Lone Willow Farm Grapes and Pups (Can you guess which one’s Chunk?)

Wine + Dogs = two of my top three favorite things. (The third is chocolate!) When the dog and wine worlds collide you get the sweet, frisky concoction of Mutt Lynch Winery. The winery’s motto is “Bark Less, Wag More” and they support all dogs through their wine sales. The award-winning wines with names like “2007 Merlot Over and Play Dead”, “2007 Chateau d’Og Cabernet Sauvignon” and “2009 Unleashed Chardonnay”, are decorated with colorful dog labels. What dog lover wouldn’t want to try these wines?!?!?!

“On a more serious note, Mutt Lynch Winery is proud to support local animal rescue organizations in their tireless efforts to save pets’ lives.  A portion of proceeds from every bottle of Mutt Lynch wine is donated to support local animal rescue organizations.”- Mutt Lynch Winery.

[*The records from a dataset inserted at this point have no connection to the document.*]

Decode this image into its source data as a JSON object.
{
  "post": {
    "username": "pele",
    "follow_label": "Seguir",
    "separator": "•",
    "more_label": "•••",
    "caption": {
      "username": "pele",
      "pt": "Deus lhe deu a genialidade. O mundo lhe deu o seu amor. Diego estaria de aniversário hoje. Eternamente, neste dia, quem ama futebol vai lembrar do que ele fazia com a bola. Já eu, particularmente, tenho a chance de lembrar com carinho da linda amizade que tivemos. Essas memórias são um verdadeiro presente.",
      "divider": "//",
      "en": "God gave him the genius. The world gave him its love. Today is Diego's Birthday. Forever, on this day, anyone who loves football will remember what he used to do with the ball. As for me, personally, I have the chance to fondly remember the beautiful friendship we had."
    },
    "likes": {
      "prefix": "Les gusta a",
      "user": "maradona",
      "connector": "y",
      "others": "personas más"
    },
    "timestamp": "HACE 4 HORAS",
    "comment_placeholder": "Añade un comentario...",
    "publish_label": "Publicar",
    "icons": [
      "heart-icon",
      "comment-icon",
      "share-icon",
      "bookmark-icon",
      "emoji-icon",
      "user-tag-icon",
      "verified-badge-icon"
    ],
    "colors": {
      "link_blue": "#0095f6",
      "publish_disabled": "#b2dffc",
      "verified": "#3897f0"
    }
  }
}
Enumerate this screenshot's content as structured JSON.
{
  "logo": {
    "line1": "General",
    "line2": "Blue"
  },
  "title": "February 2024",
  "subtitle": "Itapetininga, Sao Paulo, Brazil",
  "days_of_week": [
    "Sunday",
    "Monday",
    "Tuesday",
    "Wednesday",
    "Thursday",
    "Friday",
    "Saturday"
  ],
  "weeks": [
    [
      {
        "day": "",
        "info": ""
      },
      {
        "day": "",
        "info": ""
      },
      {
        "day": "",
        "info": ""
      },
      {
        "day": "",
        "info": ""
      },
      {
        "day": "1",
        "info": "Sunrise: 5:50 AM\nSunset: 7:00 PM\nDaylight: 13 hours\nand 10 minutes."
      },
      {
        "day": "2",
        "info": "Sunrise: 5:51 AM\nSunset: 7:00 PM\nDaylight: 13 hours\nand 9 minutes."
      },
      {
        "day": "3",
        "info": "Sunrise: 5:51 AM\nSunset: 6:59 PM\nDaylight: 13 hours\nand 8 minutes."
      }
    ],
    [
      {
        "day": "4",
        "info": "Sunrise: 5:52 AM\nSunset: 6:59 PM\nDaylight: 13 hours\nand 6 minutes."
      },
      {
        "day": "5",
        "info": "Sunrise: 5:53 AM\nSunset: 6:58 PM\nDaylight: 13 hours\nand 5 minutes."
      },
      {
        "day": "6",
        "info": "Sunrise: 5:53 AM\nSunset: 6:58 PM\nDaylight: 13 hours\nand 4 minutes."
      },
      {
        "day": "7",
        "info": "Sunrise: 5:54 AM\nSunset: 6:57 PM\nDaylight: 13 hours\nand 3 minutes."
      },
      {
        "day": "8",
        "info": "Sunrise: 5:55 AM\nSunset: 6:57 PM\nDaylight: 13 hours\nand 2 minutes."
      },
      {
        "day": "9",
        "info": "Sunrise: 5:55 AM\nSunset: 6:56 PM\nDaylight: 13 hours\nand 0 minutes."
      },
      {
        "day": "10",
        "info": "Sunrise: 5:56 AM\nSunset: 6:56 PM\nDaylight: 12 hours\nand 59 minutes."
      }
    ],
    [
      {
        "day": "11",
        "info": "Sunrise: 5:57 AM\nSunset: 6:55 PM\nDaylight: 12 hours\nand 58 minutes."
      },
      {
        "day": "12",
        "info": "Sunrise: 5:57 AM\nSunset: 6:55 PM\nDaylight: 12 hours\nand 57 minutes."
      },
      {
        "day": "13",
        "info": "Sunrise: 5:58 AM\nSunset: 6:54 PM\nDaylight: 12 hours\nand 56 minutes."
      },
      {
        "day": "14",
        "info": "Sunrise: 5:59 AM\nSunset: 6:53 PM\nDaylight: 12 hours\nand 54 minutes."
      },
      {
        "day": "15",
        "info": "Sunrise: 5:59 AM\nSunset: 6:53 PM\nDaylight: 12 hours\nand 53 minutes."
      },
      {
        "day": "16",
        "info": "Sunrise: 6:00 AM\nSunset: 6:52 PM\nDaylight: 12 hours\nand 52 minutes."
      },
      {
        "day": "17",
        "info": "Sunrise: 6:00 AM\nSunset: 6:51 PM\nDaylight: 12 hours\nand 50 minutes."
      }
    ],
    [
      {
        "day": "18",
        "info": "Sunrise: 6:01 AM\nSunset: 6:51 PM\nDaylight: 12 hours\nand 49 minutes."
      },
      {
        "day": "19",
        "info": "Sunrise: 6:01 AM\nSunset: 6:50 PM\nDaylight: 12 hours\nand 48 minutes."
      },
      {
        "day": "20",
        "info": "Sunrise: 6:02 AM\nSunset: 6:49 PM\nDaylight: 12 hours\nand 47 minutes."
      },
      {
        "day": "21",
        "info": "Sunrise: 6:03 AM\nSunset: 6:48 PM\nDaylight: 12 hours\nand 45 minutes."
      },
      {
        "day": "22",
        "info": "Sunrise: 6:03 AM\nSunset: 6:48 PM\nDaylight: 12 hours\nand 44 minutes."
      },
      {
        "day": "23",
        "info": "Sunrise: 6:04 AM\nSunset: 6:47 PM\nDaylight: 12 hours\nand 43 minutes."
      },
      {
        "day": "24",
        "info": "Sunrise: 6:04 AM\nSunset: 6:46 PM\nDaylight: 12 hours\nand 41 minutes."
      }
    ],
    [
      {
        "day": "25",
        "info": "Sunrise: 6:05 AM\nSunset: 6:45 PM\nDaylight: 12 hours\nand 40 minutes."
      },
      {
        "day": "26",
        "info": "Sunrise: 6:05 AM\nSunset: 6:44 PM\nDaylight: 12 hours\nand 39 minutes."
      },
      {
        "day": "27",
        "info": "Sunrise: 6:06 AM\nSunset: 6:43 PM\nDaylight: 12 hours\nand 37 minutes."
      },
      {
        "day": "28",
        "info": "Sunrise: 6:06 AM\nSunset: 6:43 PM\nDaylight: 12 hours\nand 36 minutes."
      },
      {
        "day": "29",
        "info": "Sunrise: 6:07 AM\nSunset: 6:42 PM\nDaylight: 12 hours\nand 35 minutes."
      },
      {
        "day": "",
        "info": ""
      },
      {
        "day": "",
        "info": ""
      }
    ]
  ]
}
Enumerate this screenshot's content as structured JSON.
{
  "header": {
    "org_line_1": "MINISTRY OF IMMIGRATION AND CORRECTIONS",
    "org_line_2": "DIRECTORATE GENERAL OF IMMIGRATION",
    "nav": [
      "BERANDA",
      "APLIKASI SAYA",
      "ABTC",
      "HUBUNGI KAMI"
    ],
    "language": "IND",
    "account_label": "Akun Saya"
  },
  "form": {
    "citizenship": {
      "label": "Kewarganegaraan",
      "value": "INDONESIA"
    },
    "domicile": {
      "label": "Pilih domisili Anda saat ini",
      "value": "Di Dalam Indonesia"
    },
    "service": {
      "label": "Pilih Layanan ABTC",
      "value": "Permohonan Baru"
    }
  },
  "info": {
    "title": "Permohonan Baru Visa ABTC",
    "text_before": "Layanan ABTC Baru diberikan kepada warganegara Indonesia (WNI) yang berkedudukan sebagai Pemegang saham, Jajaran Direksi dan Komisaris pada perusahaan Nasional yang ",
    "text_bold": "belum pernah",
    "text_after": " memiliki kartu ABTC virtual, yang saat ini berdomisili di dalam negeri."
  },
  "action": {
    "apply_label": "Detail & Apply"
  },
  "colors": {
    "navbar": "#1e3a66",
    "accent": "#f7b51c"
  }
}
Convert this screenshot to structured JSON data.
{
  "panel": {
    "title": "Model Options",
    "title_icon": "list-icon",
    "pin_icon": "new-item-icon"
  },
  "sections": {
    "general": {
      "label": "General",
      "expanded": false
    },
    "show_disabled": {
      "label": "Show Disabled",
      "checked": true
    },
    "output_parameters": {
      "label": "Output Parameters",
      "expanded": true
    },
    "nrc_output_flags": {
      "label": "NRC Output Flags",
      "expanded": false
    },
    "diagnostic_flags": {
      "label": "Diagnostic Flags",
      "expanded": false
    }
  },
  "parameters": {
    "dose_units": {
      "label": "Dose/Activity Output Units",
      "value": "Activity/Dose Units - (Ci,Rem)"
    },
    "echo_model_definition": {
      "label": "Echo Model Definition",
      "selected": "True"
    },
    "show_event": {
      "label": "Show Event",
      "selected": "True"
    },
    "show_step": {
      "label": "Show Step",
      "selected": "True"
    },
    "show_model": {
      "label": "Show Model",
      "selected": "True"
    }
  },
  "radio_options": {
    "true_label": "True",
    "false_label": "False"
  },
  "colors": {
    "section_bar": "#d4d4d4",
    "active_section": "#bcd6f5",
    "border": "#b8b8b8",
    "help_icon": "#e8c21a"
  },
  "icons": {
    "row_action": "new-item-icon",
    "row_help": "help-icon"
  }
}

To learn more about Mutt Lynch Winery, located in Healdsburg, Sonoma County, California, click here!

My early vintner career

I love wine. I love it so much that I’ve taken a liking to making it with friends. This all started when I developed a palette for all wine- sweet, dry, strong, fruity- I love it all (no spittoon for me!) I got over my head in carboys of wine juice, when I became a vintner at the Silver Moon Winery in Dover, Ohio. I was Ken’s first employee and we made wine from kits. People can still come in and make their own 30 or 60 bottles of wine, slap their labels on it and give it away for the perfect gift.

The fam

Here’s some of my dad’s lively wine descriptions from his wine he made at the Silver Moon Winery. (It describes a squabble between a Lone Willow grape-loving raccoon and our dogs). I hope you will enjoy! Cheers!

Lone Willow Ice Wine

When winter comes to the vineyards of Lone Willow Farm, the grapes freeze and concentrate their native juices into a most desirable potion. This attracts the wiley raccoon who loves to grape and raid the vineyard of its’ prize. The great cooners, Big Boy and Einstein, protect the vineyard from these masked bandits, sometimes catching them in the act. When they do, the fur flies and lends a certain flavorful angst to this fine wine, giving both the bite and smoothness of the hair of the dog. Enjoy.